This is the final post in a three-part series on fear.
One time I tried to do a ropes course with my children that required me to stand on a telephone pole thirty feet high while strapped to a safety harness. While I knew rationally that I was safe, the terror that washed over me was profound. I felt just the way the boy looks in the Norman Rockwell paining above. I will never forget the powerful grip of my irrational fear made as I tried to stand on the narrow top of this very high pole, talking to myself all the while.
What can you do to try to overcome deeply ingrained irrational fears?
First, tackle your fears when you are otherwise pretty calm. Stress increases the intensity of all fear; so you want to start off feeling relaxed before you begin to tackle a fear.
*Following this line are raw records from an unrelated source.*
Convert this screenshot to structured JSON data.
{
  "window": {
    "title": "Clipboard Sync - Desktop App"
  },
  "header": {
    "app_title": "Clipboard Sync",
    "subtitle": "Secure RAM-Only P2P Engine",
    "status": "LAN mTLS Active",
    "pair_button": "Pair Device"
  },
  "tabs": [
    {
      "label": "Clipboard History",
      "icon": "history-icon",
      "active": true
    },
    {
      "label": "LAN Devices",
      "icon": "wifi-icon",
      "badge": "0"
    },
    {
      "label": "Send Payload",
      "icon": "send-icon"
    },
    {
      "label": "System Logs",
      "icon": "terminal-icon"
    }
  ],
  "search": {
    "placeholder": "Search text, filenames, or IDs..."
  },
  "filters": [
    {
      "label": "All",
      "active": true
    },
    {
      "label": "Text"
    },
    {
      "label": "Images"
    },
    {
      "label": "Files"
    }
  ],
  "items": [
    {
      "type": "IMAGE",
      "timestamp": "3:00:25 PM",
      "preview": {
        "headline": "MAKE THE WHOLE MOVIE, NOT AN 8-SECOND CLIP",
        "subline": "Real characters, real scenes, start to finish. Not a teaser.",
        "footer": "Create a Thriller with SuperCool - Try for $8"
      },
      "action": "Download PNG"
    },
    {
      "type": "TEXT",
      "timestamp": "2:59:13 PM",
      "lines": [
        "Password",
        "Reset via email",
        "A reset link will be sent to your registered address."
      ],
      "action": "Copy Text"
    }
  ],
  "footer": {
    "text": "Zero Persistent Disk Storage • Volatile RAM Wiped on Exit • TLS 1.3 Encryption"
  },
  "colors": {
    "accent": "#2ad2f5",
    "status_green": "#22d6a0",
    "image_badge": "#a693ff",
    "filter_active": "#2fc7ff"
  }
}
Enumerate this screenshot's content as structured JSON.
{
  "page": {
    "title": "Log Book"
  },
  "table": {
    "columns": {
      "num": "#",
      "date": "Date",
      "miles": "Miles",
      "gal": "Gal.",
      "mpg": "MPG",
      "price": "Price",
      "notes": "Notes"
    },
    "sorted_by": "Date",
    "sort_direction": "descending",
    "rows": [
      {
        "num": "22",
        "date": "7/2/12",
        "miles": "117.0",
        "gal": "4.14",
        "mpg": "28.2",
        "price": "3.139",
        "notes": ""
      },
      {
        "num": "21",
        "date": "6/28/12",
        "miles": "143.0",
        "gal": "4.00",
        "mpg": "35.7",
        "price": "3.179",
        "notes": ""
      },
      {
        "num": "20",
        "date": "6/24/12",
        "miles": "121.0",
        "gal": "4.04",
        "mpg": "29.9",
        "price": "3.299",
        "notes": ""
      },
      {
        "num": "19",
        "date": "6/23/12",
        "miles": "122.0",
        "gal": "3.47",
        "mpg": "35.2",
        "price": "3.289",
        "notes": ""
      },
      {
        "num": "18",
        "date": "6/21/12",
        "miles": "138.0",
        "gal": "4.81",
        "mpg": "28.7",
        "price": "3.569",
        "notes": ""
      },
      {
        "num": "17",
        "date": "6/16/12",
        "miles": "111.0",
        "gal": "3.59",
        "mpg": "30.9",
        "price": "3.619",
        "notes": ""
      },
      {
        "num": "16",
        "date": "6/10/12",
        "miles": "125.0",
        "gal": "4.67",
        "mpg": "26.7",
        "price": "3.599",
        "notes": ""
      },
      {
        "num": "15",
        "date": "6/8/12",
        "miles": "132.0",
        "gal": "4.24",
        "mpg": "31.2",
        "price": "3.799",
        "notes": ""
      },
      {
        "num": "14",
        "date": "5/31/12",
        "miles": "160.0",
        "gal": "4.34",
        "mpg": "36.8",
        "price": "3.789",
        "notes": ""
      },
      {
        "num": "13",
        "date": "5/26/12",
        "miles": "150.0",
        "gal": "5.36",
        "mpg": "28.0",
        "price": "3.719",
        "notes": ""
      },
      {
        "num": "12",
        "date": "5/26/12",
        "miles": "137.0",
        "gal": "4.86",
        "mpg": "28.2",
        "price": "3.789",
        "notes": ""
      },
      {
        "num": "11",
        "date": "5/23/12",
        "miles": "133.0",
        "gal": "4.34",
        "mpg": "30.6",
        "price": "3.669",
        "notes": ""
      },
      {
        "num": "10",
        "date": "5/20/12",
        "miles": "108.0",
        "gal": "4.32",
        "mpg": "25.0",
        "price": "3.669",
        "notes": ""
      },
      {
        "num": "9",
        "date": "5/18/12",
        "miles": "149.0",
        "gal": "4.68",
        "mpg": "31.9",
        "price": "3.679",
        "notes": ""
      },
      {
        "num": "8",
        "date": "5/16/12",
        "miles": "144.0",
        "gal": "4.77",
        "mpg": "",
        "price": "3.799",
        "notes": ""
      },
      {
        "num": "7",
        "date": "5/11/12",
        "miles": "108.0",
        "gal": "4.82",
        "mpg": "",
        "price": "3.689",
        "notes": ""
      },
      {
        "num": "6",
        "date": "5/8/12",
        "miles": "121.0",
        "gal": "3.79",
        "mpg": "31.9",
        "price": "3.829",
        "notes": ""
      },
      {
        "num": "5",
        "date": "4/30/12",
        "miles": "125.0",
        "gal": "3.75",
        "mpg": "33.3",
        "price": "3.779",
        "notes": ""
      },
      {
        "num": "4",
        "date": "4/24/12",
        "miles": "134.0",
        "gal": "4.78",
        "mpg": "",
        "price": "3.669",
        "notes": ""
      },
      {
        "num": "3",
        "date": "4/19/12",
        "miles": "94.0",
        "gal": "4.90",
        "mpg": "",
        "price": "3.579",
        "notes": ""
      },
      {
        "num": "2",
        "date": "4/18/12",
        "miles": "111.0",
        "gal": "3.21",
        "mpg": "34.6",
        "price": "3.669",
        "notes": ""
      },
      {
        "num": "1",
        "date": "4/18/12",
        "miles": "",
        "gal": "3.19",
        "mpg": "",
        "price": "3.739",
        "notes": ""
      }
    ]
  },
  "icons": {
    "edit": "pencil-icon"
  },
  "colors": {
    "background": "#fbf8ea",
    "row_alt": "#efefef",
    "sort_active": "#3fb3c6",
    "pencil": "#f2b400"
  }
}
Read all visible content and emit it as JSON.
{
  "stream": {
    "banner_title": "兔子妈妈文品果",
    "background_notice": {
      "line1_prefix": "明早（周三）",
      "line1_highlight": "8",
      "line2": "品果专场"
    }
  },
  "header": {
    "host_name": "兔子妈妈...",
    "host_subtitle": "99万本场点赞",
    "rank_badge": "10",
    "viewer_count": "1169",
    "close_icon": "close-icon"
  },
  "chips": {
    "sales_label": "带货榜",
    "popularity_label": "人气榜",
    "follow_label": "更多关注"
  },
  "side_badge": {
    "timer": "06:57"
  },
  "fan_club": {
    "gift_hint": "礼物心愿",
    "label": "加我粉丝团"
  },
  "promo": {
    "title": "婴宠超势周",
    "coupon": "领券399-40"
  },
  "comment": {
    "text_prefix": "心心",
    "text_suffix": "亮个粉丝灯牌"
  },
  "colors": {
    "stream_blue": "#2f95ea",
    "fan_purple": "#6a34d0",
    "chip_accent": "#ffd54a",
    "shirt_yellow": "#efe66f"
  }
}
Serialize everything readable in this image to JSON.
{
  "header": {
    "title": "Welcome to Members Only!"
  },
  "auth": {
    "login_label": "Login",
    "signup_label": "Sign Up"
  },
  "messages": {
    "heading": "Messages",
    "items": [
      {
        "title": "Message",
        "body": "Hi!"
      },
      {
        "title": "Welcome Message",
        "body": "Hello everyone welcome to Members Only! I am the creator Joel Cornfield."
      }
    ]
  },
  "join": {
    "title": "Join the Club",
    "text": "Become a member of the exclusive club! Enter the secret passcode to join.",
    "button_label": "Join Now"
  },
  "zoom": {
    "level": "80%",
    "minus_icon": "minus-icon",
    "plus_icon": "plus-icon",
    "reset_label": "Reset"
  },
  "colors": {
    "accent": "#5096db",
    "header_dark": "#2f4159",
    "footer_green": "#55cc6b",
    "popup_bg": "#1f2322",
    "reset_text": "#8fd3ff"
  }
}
In this respect, it was fortunate that I was on vacation when I tried to stand on a narrow pole that terrified me.
Second, nurture a response to compete with your fear. This alternative response could be your resolve to overcome your fear, a powerful distraction, calm reassurance from someone you trust, or even your own curiosity or pride.
Third, start with small steps. So if , for example,you are trying to reduce your fear of heights, start with a step ladder. Stand on the first step as often as you need to until your fear lessens. Then try standing on the next step. If at any point you get overwhelmed, go back to a lower step. I once helped someone with a fear of airplanes by first discussing planes until he became comfortable, then having him read about planes until he was comfortable, then we went to an airport several times until his panic lessened, and then eventually we took a short flight together. I served as a soothing companion and voice of reason who could help keep my client's anxiety from skyrocketing.
While trying to overcome your fears, calm yourself with:
- soothing responses like deep breathing
- reassurance from someone you trust
- logical self talk that inspires an emotion other than fear
- powerful distractions
- whatever else you think might help
For example, if you are afraid of driving freeways, start off driving just from one exit to the next. Repeat your route until you feel somewhat comfortable, then drive two exits the next day. Keep driving two exits until you feel more comfortable. To initiate a response to compete with your fear, get someone to sit with you, put on music that is inspiring, soothing, or distracting, focus on deep breathing, or try some reassuring self talk.